We can rerun our examples set to wfg by setting -Darmus.graph=wfg:

$ x10 -Darmus.graph=wfg -np 2 -cp cc-checked.jar DistClockClock
[P0,W1,T2870412722] Configuration loaded: MainConfiguration [detection=DetectionConfiguration [isEnabled=true, delay=200, period=100], edgeBuffer=EdgeBufferConfiguration [clearBufferAtTheEnd=true, factory=pt.ul.armus.edgebuffer.redis.RedisEdgeBufferFactory@50c02524], avoidanceEnabled=false, cycleDetector=pt.ul.armus.cycledetector.jgraph.JGraphTSolver@4fe5fda6, deadlockResolver=pt.ul.armus.x10.X10DeadlockResolver@7a23a3f6, graph=WFG, printConfig=true]
[P1,W0,T2870412800] Configuration loaded: MainConfiguration [detection=DetectionConfiguration [isEnabled=true, delay=200, period=100], edgeBuffer=EdgeBufferConfiguration [clearBufferAtTheEnd=true, factory=pt.ul.armus.edgebuffer.redis.RedisEdgeBufferFactory@6851b509], avoidanceEnabled=false, cycleDetector=pt.ul.armus.cycledetector.jgraph.JGraphTSolver@583e08dd, deadlockResolver=pt.ul.armus.x10.X10DeadlockResolver@219b7ebf, graph=WFG, printConfig=true]
[P0,W4,T2870413006] deadlock found [pt.ul.armus.edgebuffer.SynchronizedTaskHandle@70da2eb9]
Deadlock detected: [pt.ul.armus.edgebuffer.SynchronizedTaskHandle@70da2eb9]

Are there more examples?

Examples of deadlocks can be found in directory src/pos-samples/x10/.

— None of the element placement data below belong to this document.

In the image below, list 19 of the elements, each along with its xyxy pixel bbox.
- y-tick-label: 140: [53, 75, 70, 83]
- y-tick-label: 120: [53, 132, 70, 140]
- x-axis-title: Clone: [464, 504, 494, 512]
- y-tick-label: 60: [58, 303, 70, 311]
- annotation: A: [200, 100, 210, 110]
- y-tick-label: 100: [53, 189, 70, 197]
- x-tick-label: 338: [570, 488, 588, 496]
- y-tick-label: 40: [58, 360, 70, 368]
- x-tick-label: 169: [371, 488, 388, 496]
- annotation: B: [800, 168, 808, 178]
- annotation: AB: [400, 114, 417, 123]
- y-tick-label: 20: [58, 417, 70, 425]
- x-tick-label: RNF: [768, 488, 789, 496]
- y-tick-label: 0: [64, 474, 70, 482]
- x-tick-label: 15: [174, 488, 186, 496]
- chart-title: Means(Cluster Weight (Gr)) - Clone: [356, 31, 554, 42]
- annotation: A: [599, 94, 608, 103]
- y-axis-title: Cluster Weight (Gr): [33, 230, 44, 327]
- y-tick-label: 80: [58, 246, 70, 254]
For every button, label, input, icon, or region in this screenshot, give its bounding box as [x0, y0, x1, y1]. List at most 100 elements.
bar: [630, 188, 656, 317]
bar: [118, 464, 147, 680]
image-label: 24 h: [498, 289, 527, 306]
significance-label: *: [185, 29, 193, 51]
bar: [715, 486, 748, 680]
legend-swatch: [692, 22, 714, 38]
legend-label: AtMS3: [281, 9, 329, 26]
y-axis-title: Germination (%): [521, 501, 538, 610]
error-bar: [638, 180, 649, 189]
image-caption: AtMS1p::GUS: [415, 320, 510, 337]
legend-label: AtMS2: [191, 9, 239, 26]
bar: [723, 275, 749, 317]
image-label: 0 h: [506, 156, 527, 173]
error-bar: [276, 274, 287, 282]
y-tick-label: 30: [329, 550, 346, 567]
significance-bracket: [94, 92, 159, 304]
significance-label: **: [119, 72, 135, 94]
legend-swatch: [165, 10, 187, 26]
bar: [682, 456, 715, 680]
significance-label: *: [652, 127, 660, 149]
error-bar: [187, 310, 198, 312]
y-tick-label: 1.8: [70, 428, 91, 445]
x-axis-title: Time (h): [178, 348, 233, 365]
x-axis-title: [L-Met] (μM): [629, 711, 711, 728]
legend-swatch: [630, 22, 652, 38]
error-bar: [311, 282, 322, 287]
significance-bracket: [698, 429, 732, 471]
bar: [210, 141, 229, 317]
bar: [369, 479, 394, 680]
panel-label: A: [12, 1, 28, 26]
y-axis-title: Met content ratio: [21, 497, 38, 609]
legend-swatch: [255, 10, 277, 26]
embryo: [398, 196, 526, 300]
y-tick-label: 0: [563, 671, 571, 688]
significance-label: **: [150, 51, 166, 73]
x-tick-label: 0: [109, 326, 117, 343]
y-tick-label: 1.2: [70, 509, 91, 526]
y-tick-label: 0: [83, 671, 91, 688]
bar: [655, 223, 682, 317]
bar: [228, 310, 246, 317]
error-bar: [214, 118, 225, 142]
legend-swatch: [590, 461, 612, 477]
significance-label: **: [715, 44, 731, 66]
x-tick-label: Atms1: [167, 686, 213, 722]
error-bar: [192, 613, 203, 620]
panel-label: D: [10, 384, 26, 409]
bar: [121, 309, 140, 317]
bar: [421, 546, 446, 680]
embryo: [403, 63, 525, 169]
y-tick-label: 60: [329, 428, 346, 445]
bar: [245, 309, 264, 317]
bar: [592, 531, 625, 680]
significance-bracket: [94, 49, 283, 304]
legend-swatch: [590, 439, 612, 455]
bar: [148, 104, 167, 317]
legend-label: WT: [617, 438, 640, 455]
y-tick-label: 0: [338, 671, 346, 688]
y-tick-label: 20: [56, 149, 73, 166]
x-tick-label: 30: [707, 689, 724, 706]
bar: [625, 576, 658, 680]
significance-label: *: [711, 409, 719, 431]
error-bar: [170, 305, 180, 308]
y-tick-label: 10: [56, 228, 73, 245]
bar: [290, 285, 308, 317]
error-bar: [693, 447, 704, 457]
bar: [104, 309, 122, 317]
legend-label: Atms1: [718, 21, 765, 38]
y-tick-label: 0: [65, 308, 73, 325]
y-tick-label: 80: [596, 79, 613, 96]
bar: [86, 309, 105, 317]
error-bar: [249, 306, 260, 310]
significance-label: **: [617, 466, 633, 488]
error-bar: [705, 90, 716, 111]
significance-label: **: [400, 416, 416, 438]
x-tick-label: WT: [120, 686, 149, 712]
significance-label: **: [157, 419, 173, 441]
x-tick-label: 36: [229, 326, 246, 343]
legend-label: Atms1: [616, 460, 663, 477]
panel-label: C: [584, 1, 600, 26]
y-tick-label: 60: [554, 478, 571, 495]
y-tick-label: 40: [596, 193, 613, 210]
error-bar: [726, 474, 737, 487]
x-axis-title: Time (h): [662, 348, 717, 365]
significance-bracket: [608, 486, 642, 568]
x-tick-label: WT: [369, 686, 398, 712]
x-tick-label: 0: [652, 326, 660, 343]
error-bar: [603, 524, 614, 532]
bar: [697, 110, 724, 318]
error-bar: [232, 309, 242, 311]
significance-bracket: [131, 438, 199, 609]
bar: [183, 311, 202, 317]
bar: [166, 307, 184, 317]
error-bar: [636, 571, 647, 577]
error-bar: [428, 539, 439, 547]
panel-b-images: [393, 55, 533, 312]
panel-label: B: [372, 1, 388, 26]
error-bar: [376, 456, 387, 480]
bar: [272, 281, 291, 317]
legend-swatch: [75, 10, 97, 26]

Examples of deadlock-free programs can be found in src/neg-samples/x10/.

Are there tests?

Yes. Running ant test will run more than 100 tests, including checking all the deadlocked programs in src/pos-samples/x10/. Note, the startup and teardown overhead of the X10 virtual machine takes a while, so running all tests should take some time (around 3 minutes in a CPU i7-3770).

Run ant test -Doffline=true if you do not have an internet connection.